Some books stop so abruptly that you look to see if there is another chapter or paragraph or afterword. Others have multiple endings like a hall of mirrors or a series of false floors. And some books are just right. What makes a perfect ending? It has to be surprising and inevitable at the same time. It has to feel like sinking a putt. It’s something you want to read over, not because you need to but because you want to. It sums up everything and nothing. It has just the right number of beats. If loving you is right I don’t want to be wrong. How do you find your perfect ending? Good chance it’s in the first five pages. Good chance you knew it all along and had no idea. Good chance you stop suffering.
How do you know you have your ending?
Filed under: Uncategorized |
The ending is in the first five pages . . . ? I’ve always said I didn’t know what the hell I was doing.
“How do you know you have your ending?”
Endings have always been the hardest part. In life and in writing. I suspect the difficulty I find in finding the right ending for a piece of writing I’m writing may be connected to the difficulty I find in other endings that come in life. Probably has to do with toilet training. But suspecting that, or even knowing that, if it could be known, isn’t much practical help when it comes to figuring out how a piece ends.
There are a few practical tips. Your ending always arises from your beginning, so look to your beginning to find your ending. The piece probably ended a clause or a sentence or a paragraph or a page or a chapter earlier than you think it did, so go back and murder some darlings. Look to Chekhov to see how a master hits the mark on endings time and again.
I wrote a short fiction just the other day. How did I know when I had the ending? First, I was looking for it. Where could I find it? How could I make it? What came earlier in the story that could serve me in making it end? I had a goal. The story was like sex. It had sex in it, too, so that helped. But the story, it was an eruption of things that, some of them, had been percolating for nearly twenty years. The opening line came to me in early afternoon while I was taking a break, relaxing on the sofa, so I got up and went to my computer and started to write. I knew the whole thing had to come out in this one session. That’s the how-it-was-like-sex part of the composition. I was coming, it was coming, here it came. How to frame the money shot? I knew, just a gut feel, that I had to get the whole thing out as quickly as possible, in one sitting — but how to end it? Tie it up tightly and neatly, leave also enough loose strands, or strandlets, or allusions, to keep it alive? I kept looking up the page at what was there. How can this do it? How can that do it? When will I know it’s done? When will I know to stop? I’m coming, it’s coming, will it be good, will it be good for me, might it prove good for others, too?

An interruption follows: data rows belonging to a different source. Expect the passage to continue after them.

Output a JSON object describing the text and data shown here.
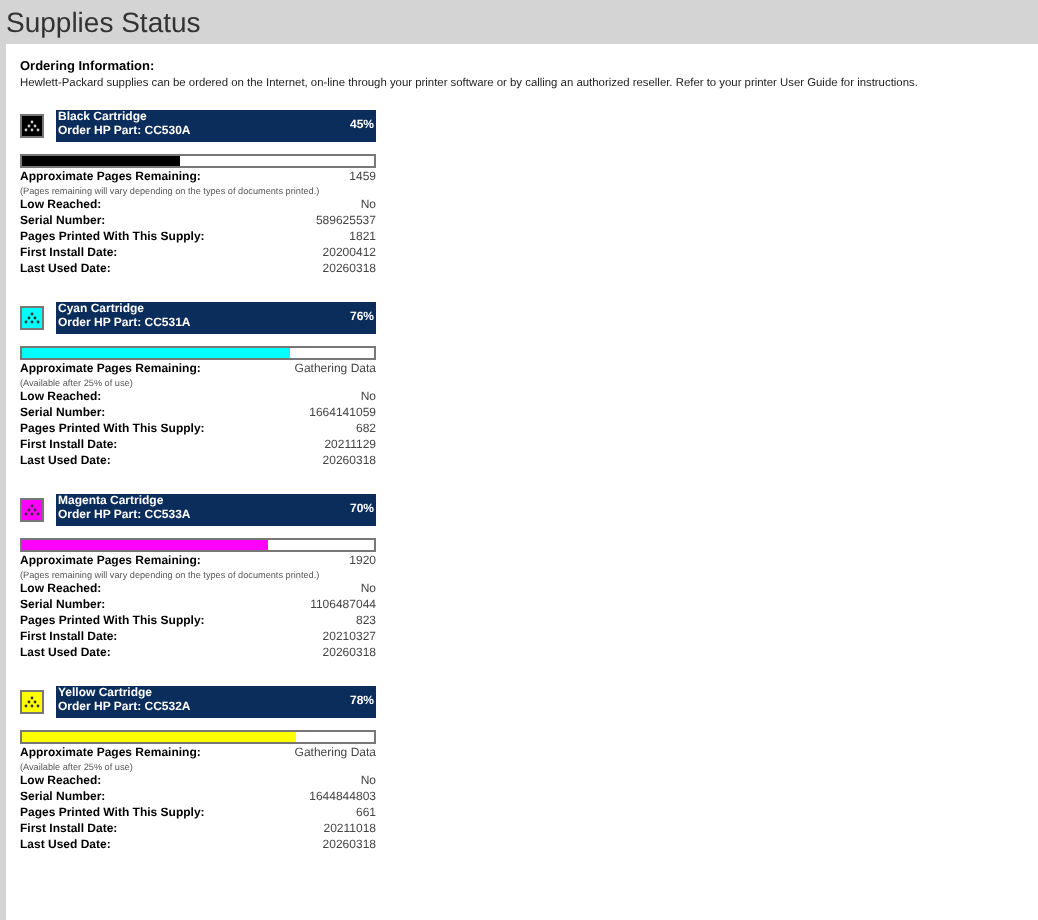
{
  "page_title": "Supplies Status",
  "ordering": {
    "heading": "Ordering Information:",
    "text": "Hewlett-Packard supplies can be ordered on the Internet, on-line through your printer software or by calling an authorized reseller. Refer to your printer User Guide for instructions."
  },
  "cartridges": [
    {
      "name": "Black Cartridge",
      "part": "Order HP Part: CC530A",
      "percent": "45%",
      "level": 0.45,
      "color": "#000000",
      "rows": [
        {
          "label": "Approximate Pages Remaining:",
          "value": "1459"
        },
        {
          "kind": "note",
          "label": "(Pages remaining will vary depending on the types of documents printed.)"
        },
        {
          "label": "Low Reached:",
          "value": "No"
        },
        {
          "label": "Serial Number:",
          "value": "589625537"
        },
        {
          "label": "Pages Printed With This Supply:",
          "value": "1821"
        },
        {
          "label": "First Install Date:",
          "value": "20200412"
        },
        {
          "label": "Last Used Date:",
          "value": "20260318"
        }
      ]
    },
    {
      "name": "Cyan Cartridge",
      "part": "Order HP Part: CC531A",
      "percent": "76%",
      "level": 0.76,
      "color": "#00ffff",
      "rows": [
        {
          "label": "Approximate Pages Remaining:",
          "value": "Gathering Data"
        },
        {
          "kind": "note",
          "label": "(Available after 25% of use)"
        },
        {
          "label": "Low Reached:",
          "value": "No"
        },
        {
          "label": "Serial Number:",
          "value": "1664141059"
        },
        {
          "label": "Pages Printed With This Supply:",
          "value": "682"
        },
        {
          "label": "First Install Date:",
          "value": "20211129"
        },
        {
          "label": "Last Used Date:",
          "value": "20260318"
        }
      ]
    },
    {
      "name": "Magenta Cartridge",
      "part": "Order HP Part: CC533A",
      "percent": "70%",
      "level": 0.7,
      "color": "#ff00ff",
      "rows": [
        {
          "label": "Approximate Pages Remaining:",
          "value": "1920"
        },
        {
          "kind": "note",
          "label": "(Pages remaining will vary depending on the types of documents printed.)"
        },
        {
          "label": "Low Reached:",
          "value": "No"
        },
        {
          "label": "Serial Number:",
          "value": "1106487044"
        },
        {
          "label": "Pages Printed With This Supply:",
          "value": "823"
        },
        {
          "label": "First Install Date:",
          "value": "20210327"
        },
        {
          "label": "Last Used Date:",
          "value": "20260318"
        }
      ]
    },
    {
      "name": "Yellow Cartridge",
      "part": "Order HP Part: CC532A",
      "percent": "78%",
      "level": 0.78,
      "color": "#ffff00",
      "rows": [
        {
          "label": "Approximate Pages Remaining:",
          "value": "Gathering Data"
        },
        {
          "kind": "note",
          "label": "(Available after 25% of use)"
        },
        {
          "label": "Low Reached:",
          "value": "No"
        },
        {
          "label": "Serial Number:",
          "value": "1644844803"
        },
        {
          "label": "Pages Printed With This Supply:",
          "value": "661"
        },
        {
          "label": "First Install Date:",
          "value": "20211018"
        },
        {
          "label": "Last Used Date:",
          "value": "20260318"
        }
      ]
    }
  ]
}
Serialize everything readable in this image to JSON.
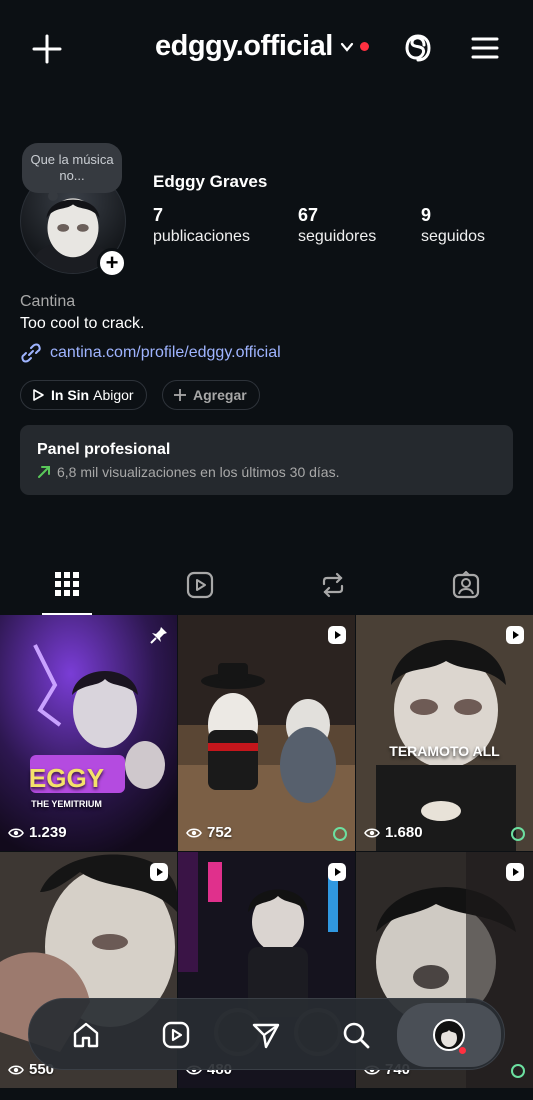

And there it was. Time to stop. I had my ending, good enough for an initial draft. I can go back and clean up the mess later, when I think to begin inflicting the finished piece on editors — but there may not be much of a mess. I may have hit my mark, leaving only the lingering wet spot of practice, skill, and love.
Ha…the ending in the first five pages? How about the ending in the first line or at least the first paragraph. Sometimes the pieces I write (short form non-fiction op-eds, articles, essays and columns) circle the subject in less than five pages.
I learned a long time ago that once we are into our journey when we get further down the road we set aside many of the twists and turns we’ve taken because the road ahead is new and needs our undivided attention. Doesn’t mean we forget our way, we simply file the intersections away because as we take a new ramp or exit another they get us where we want to be.
I almost always (99% of the time) loop back to remind the reader that…ha…there it is, a reference to the pivotal landmark, the point in the beginning that closes the circle.
After rereading my comment let me add that it is my aim to end my pieces with a “hot damn” end, not a predictable outcome. It wraps the package and tapes it shut.
Nope. If I can guess or know the ending in the first five pages I put the book or project down. I want to be surprised, even by myself.
Sometimes I want to keep things running in a circle or a Moebius strip. I’m aware of the ending because of how it leads back to the beginning. Other times I think of writers like Robert Stone who keep the climax going longer than a rekindled love affair; it may not end well, but it’s a hell of a ride. And Elena Ferrante ends her novels leaving the reader hungry for more.
I try to rein in my ramblings, pull it all together so it makes sense and offers a bit of closure in a world gone off the rails. If it works,I’ll let you know.
I had a good opening, but something about it didn’t feel right. I thought I was beginning in a better place and now hear within the new first chapter the echoing notes of a perfect coda. If asked, I will say I planned it. Thank you, Betsy Lerner!